Avrupa Birliği propagandasının Türk dış politikasını tümden esir aldığı yıllarda Türkiye açısından KKTC’nin tasfiyesi ve ada üzerindeki haklarının kaybı 2004 yılında referanduma iki tarafta ayrı ayrı sunulan Annan Planı’nın Rumlar tarafından reddedilmesiyle önlenebildi. Maalesef Ankara’nın Kıbrıs konusundaki yanlış tutumunun devam ettiği 2017 yılına kadar yapılan, son raundu Crans-Montana’da gerçekleştirilen ve Türk tarafının garantörlük de dahil birçok konuda epeyce tavizkar davrandığı görüşmelerde sonuç alınamaması da Rum-Yunan tarafının fanatizmi sayesinde oldu.

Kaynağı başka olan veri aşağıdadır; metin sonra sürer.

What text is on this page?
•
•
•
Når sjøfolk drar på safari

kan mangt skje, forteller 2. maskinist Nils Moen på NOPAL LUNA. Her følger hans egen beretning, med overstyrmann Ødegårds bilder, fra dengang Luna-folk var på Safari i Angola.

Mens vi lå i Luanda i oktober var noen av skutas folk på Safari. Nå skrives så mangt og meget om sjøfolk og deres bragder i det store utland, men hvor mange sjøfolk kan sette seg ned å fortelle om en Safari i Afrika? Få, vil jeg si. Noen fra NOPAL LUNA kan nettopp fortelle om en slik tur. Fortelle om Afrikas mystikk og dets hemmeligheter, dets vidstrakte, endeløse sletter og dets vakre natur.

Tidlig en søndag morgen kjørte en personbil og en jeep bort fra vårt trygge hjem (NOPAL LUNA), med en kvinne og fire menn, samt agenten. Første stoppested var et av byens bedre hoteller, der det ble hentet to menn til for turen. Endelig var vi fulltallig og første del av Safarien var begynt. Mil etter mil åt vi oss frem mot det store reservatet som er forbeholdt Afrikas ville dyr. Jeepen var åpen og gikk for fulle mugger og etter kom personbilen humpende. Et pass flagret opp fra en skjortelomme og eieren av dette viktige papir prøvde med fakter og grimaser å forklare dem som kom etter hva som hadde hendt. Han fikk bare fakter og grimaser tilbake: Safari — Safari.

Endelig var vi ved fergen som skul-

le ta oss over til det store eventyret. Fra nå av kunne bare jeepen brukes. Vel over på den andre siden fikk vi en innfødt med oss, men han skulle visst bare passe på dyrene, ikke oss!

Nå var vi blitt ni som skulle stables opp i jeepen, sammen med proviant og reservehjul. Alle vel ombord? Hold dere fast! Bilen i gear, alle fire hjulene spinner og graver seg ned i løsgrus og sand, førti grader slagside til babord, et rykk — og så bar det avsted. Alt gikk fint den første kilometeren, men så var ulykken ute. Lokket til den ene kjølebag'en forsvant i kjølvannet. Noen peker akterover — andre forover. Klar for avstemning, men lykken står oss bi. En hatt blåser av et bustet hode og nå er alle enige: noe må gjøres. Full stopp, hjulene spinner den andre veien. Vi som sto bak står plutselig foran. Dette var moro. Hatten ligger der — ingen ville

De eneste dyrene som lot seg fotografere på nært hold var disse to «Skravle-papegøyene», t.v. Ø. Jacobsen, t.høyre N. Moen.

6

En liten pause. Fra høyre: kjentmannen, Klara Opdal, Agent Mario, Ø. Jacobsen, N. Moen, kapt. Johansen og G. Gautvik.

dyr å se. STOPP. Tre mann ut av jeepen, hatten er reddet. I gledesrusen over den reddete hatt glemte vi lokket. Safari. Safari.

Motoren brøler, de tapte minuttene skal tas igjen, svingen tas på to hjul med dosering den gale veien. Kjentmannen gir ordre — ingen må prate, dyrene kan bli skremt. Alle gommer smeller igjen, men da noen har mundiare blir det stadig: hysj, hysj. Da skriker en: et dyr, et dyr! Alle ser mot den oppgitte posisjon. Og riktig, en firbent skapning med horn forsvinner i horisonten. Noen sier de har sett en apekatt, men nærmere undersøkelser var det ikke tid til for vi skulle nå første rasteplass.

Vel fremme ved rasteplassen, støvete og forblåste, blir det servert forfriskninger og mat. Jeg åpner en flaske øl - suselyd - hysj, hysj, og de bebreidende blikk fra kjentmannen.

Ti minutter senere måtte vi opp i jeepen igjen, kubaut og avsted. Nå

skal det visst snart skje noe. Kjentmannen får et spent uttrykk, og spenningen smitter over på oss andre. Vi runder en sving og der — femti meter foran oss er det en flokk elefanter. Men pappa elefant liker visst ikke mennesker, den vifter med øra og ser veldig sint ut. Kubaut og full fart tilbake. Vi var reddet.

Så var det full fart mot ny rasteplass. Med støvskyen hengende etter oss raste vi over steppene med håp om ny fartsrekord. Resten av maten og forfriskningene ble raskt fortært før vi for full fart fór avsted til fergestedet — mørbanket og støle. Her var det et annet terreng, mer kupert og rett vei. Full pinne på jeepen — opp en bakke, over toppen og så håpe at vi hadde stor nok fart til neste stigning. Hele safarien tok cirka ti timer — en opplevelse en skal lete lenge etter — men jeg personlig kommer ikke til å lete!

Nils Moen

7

Dünyanın çok kutupluluğa evrildiği günümüzde Kıbrıs sorununda Türkiye’nin elinin fevkalade güçlendiğine hiç şüphe yok. Sonuçta bu sorunu iki devlet temelinde çözümleyebilecekken Türkiye’yi adadan çıkarmayı hedefleyen ve bunu da çözüm lafının içine sokan Amerika ve İngiltere ile sonradan onlara katılan Avrupa Birliği alanda çözülmüş olan bir sorunu kabullenmek yerine değişik yol ve yöntemlerle güya çözüm bularak Türkiye’yi Kıbrıs’tan çıkarmaya çalıştılar. Fakat Denktaş’ın bizlere her zaman söylediği gibi Rum-Yunan tarafının fanatizmi Türkiye’nin önemli hatalar yapmasını engellemiş oldu.

Sorunu adeta içinden çıkılmaz hale getiren Batı dünyasının gücünün dengelendiği çok kutuplu bir dünyada KKTC’nin tanıtılması daha uygun şartlarda yapılabilir. Azerbaycan ve diğer dost ülkeler (Pakistan, Bangladeş) ve iyi ilişkiler içinde olduğumuz başka bazı devletlerle başlayacak tanınma Rum-Yunan tarafı ile ilişkileri tamamen bozulmuş durumdaki Rusya ve başka ülkelerden de gelebilir. Bunun için bir eylem planına ihtiyaç olduğuna hiç şüphe yok. Örneğin bugünlerde Gazze ve Batı Şeria’daki Filistin halkı için her şeyi yapıp, İsrail’i tam manasıyla karşımıza alırken Arap ülkelerine KKTC’yi sürekli hatırlatmak gayet yerinde olur.